I hope you find it as fantastic as I do!

Sunday, July 3, 2011

My Thoughts

Today has been an emotional day for me....for whatever reason. Could be chemical or could be stress of the every day chaos. Whatever it is, it has gotten the best of me. I really wish I could explain it just by the look on my face because trying to put it all into words feels near impossible. Most days I feel like there is no peace in my mind so I guess that's the best way I can put it.
After I had my third breakdown in 24 hours I had a "come to Jesus" moment with myself. I realized that yes, my girls do offer up a lot of tension for me just because I want "this" for them or "that" and realizing that maybe I'm not doing the most important things enough.
I'm also completely stressed about my baby weight and how difficult it has been to lose it. It doesn't seem fair that I work so hard and nothing comes from it, well, nothing but stress.

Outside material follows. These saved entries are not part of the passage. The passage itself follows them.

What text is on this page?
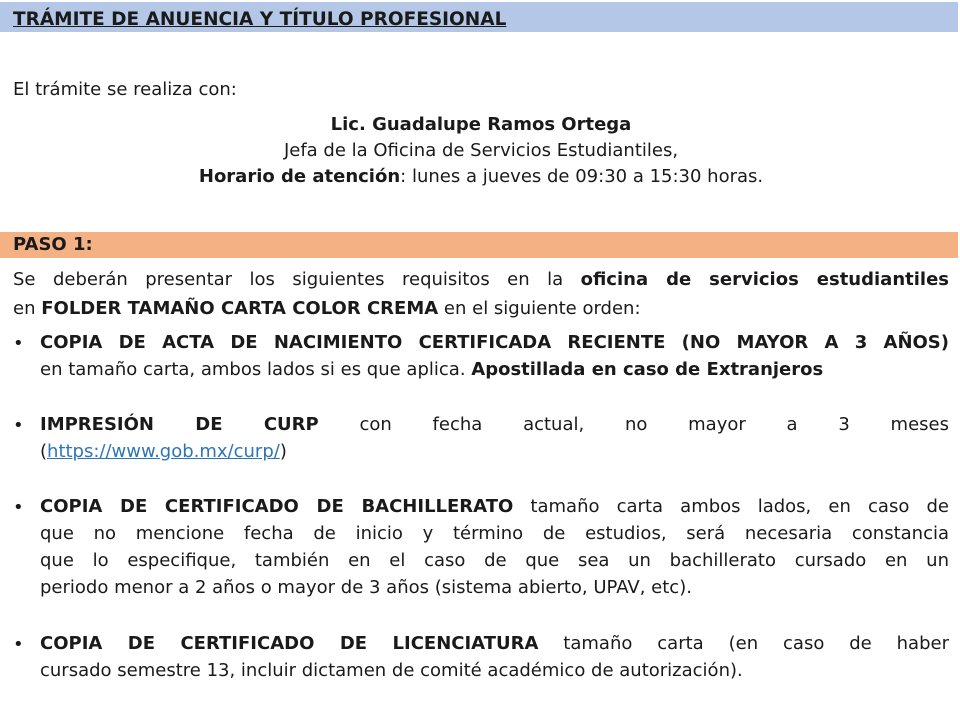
TRÁMITE DE ANUENCIA Y TÍTULO PROFESIONAL
El trámite se realiza con:
Lic. Guadalupe Ramos Ortega
Jefa de la Oficina de Servicios Estudiantiles,
Horario de atención: lunes a jueves de 09:30 a 15:30 horas.
PASO 1:
Se deberán presentar los siguientes requisitos en la oficina de servicios estudiantiles
en FOLDER TAMAÑO CARTA COLOR CREMA en el siguiente orden:
• COPIA DE ACTA DE NACIMIENTO CERTIFICADA RECIENTE (NO MAYOR A 3 AÑOS)
en tamaño carta, ambos lados si es que aplica. Apostillada en caso de Extranjeros
• IMPRESIÓN DE CURP con fecha actual, no mayor a 3 meses
(https://www.gob.mx/curp/)
• COPIA DE CERTIFICADO DE BACHILLERATO tamaño carta ambos lados, en caso de
que no mencione fecha de inicio y término de estudios, será necesaria constancia
que lo especifique, también en el caso de que sea un bachillerato cursado en un
periodo menor a 2 años o mayor de 3 años (sistema abierto, UPAV, etc).
• COPIA DE CERTIFICADO DE LICENCIATURA tamaño carta (en caso de haber
cursado semestre 13, incluir dictamen de comité académico de autorización).
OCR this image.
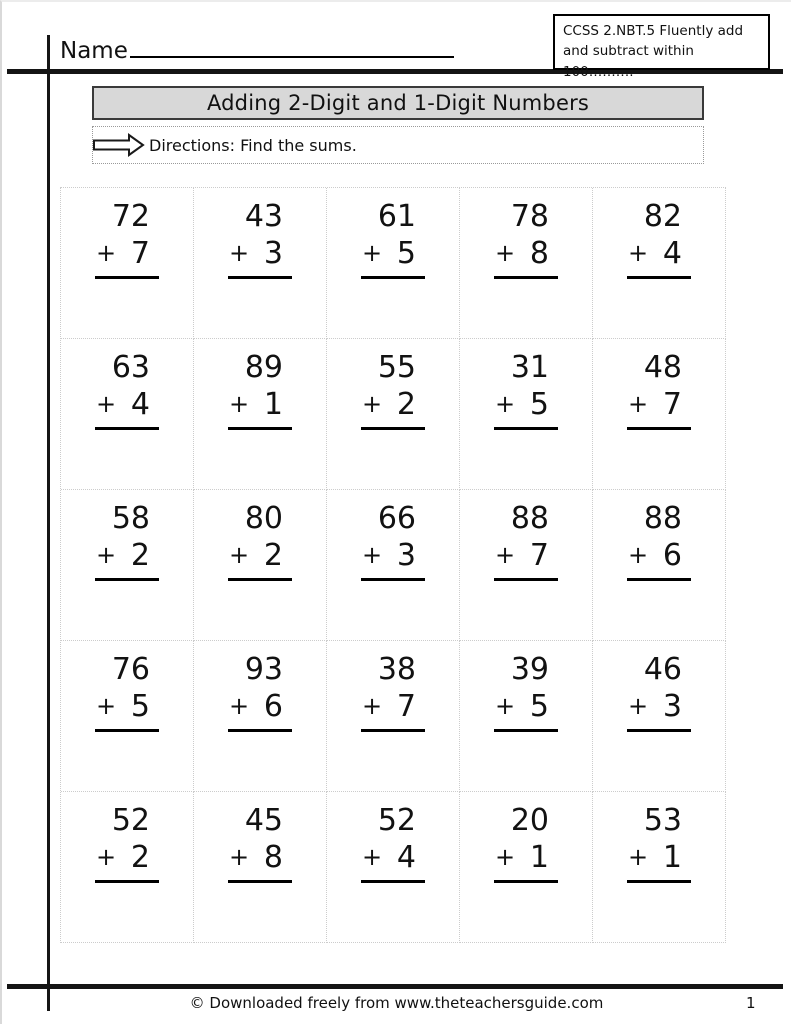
Name
CCSS 2.NBT.5 Fluently add and subtract within 100……….
Adding 2-Digit and 1-Digit Numbers
Directions: Find the sums.
72
+ 7
43
+ 3
61
+ 5
78
+ 8
82
+ 4
63
+ 4
89
+ 1
55
+ 2
31
+ 5
48
+ 7
58
+ 2
80
+ 2
66
+ 3
88
+ 7
88
+ 6
76
+ 5
93
+ 6
38
+ 7
39
+ 5
46
+ 3
52
+ 2
45
+ 8
52
+ 4
20
+ 1
53
+ 1
© Downloaded freely from www.theteachersguide.com	1
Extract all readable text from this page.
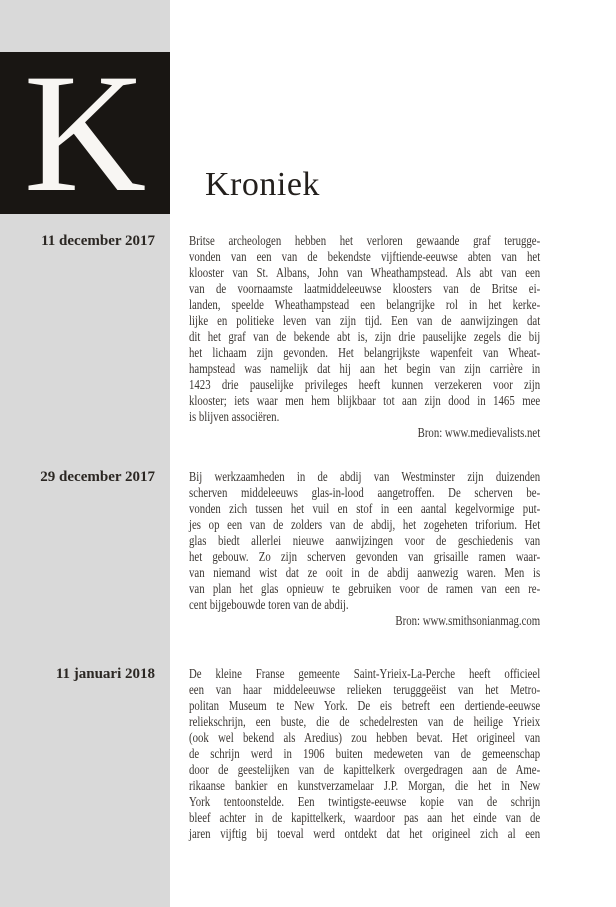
K	Kroniek
11 december 2017	Britse archeologen hebben het verloren gewaande graf terugge-
vonden van een van de bekendste vijftiende-eeuwse abten van het
klooster van St. Albans, John van Wheathampstead. Als abt van een
van de voornaamste laatmiddeleeuwse kloosters van de Britse ei-
landen, speelde Wheathampstead een belangrijke rol in het kerke-
lijke en politieke leven van zijn tijd. Een van de aanwijzingen dat
dit het graf van de bekende abt is, zijn drie pauselijke zegels die bij
het lichaam zijn gevonden. Het belangrijkste wapenfeit van Wheat-
hampstead was namelijk dat hij aan het begin van zijn carrière in
1423 drie pauselijke privileges heeft kunnen verzekeren voor zijn
klooster; iets waar men hem blijkbaar tot aan zijn dood in 1465 mee
is blijven associëren.
Bron: www.medievalists.net
29 december 2017	Bij werkzaamheden in de abdij van Westminster zijn duizenden
scherven middeleeuws glas-in-lood aangetroffen. De scherven be-
vonden zich tussen het vuil en stof in een aantal kegelvormige put-
jes op een van de zolders van de abdij, het zogeheten triforium. Het
glas biedt allerlei nieuwe aanwijzingen voor de geschiedenis van
het gebouw. Zo zijn scherven gevonden van grisaille ramen waar-
van niemand wist dat ze ooit in de abdij aanwezig waren. Men is
van plan het glas opnieuw te gebruiken voor de ramen van een re-
cent bijgebouwde toren van de abdij.
Bron: www.smithsonianmag.com
11 januari 2018	De kleine Franse gemeente Saint-Yrieix-La-Perche heeft officieel
een van haar middeleeuwse relieken terugggeëist van het Metro-
politan Museum te New York. De eis betreft een dertiende-eeuwse
reliekschrijn, een buste, die de schedelresten van de heilige Yrieix
(ook wel bekend als Aredius) zou hebben bevat. Het origineel van
de schrijn werd in 1906 buiten medeweten van de gemeenschap
door de geestelijken van de kapittelkerk overgedragen aan de Ame-
rikaanse bankier en kunstverzamelaar J.P. Morgan, die het in New
York tentoonstelde. Een twintigste-eeuwse kopie van de schrijn
bleef achter in de kapittelkerk, waardoor pas aan het einde van de
jaren vijftig bij toeval werd ontdekt dat het origineel zich al een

I am tired. Tired of all the drama in my head...tired of not accepting myself and tired of measuring myself by what I think are other people's standards or goals. I used to love to run and do other workouts but then I just got so obsessed with it that my body got burnt out. I feel like with a new mind set my love of it all will come back and I will hopefully stop stressing over it and just accept me for me. I mean what other choice do I have? I have control over that part of my life so eliminating that aspect from my mountain of worries will make it more like a manageable hill I can climb.